Friday, May 14, 2010
“Make love, not war.” She would tell anyone this mantra of her long-ago youth as they tried to give her coins, which she refused. She, in turn, would hand out little slips of paper imprinted with a drawing of the peace symbol and smile whenever I took one, though I never stayed to hear the music. All I wanted was to look at her face before I went to work. I could not explain why but her serene blue eyes offered a cooling antidote to the anxious start of my work week.
On a day I was to leave for vacation, I stayed and waited for her to finish her song.
“Here,” I tried to press money into her hands. “I really want you to have this.”
She shook her head and tugged at the tie-dyed cotton blouse she wore.
This upset me. “Don't be crazy anymore. Please. There are other things to worry about. Vietnam is over. There is no war!”
She lifted her guitar and strummed the opening notes to a Bob Dylan tune.
“There's always something,” she said, and sang her song, blowing out the message to the wind.

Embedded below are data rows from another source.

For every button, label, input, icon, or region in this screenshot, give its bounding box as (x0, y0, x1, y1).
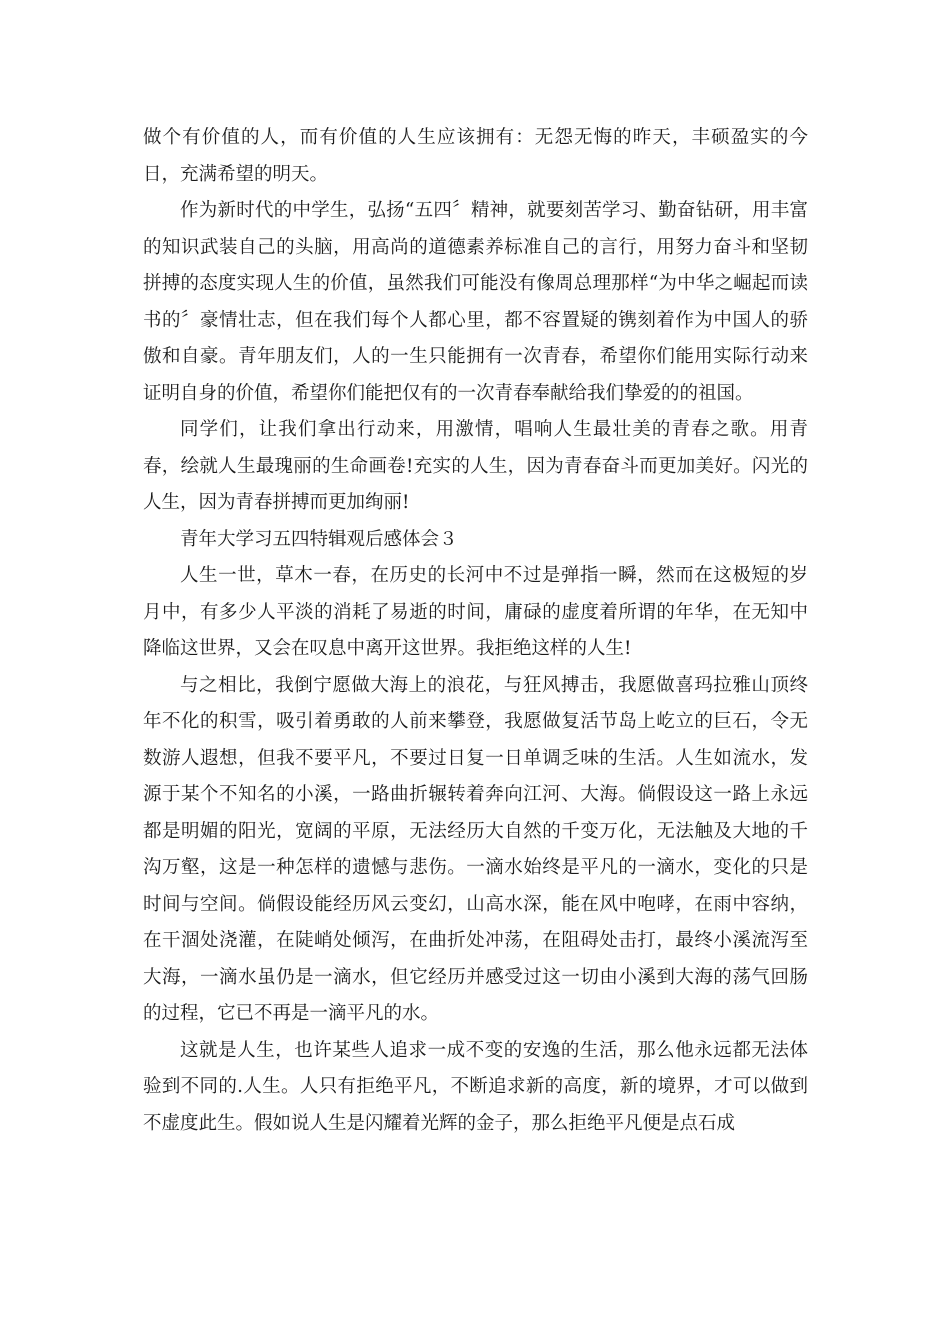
paragraph-6: 这就是人生，也许某些人追求一成不变的安逸的生活，那么他永远都无法体验到不同的.人生。人只有拒绝平凡，不断追求新的高度，新的境界，才可以做到不虚度此生。假如说人生是闪耀着光辉的金子，那么拒绝平凡便是点石成 (143, 1039, 808, 1134)
paragraph-5: 与之相比，我倒宁愿做大海上的浪花，与狂风搏击，我愿做喜玛拉雅山顶终年不化的积雪，吸引着勇敢的人前来攀登，我愿做复活节岛上屹立的巨石，令无数游人遐想，但我不要平凡，不要过日复一日单调乏味的生活。人生如流水，发源于某个不知名的小溪，一路曲折辗转着奔向江河、大海。倘假设这一路上永远都是明媚的阳光，宽阔的平原，无法经历大自然的千变万化，无法触及大地的千沟万壑，这是一种怎样的遗憾与悲伤。一滴水始终是平凡的一滴水，变化的只是时间与空间。倘假设能经历风云变幻，山高水深，能在风中咆哮，在雨中容纳，在干涸处浇灌，在陡峭处倾泻，在曲折处冲荡，在阻碍处击打，最终小溪流泻至大海，一滴水虽仍是一滴水，但它经历并感受过这一切由小溪到大海的荡气回肠的过程，它已不再是一滴平凡的水。 (143, 674, 808, 1024)
document-page (143, 120, 808, 1142)
paragraph-4: 人生一世，草木一春，在历史的长河中不过是弹指一瞬，然而在这极短的岁月中，有多少人平淡的消耗了易逝的时间，庸碌的虚度着所谓的年华，在无知中降临这世界，又会在叹息中离开这世界。我拒绝这样的人生! (143, 565, 808, 659)
paragraph-2: 作为新时代的中学生，弘扬“五四〞精神，就要刻苦学习、勤奋钻研，用丰富的知识武装自己的头脑，用高尚的道德素养标准自己的言行，用努力奋斗和坚韧拼搏的态度实现人生的价值，虽然我们可能没有像周总理那样“为中华之崛起而读书的〞豪情壮志，但在我们每个人都心里，都不容置疑的镌刻着作为中国人的骄傲和自豪。青年朋友们，人的一生只能拥有一次青春，希望你们能用实际行动来证明自身的价值，希望你们能把仅有的一次青春奉献给我们挚爱的的祖国。 (143, 200, 808, 404)
paragraph-1: 做个有价值的人，而有价值的人生应该拥有：无怨无悔的昨天，丰硕盈实的今日，充满希望的明天。 (143, 127, 808, 185)
section-heading: 青年大学习五四特辑观后感体会３ (180, 528, 458, 550)
paragraph-3: 同学们，让我们拿出行动来，用激情，唱响人生最壮美的青春之歌。用青春，绘就人生最瑰丽的生命画卷!充实的人生，因为青春奋斗而更加美好。闪光的人生，因为青春拼搏而更加绚丽! (143, 419, 808, 513)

Not many weeks later, she was dead. Mugged by someone who most likely thought the frail woman wearing the colors of the rainbow and singing of peace and love was an easy mark to rob, though he must have been surprised to find papers of the non-monetary kind in her pockets. The person did not even take the guitar – just left its splintered remains next to her body.
For several days, the community placed wreaths at the site of her last breaths and made plans.
It's my turn to join the neighborhood watch group that will patrol the streets tonight for several hours - veritable soldiers in the fight against crime. She might be pleased to know this. Though it probably would sadden her that we were not making love.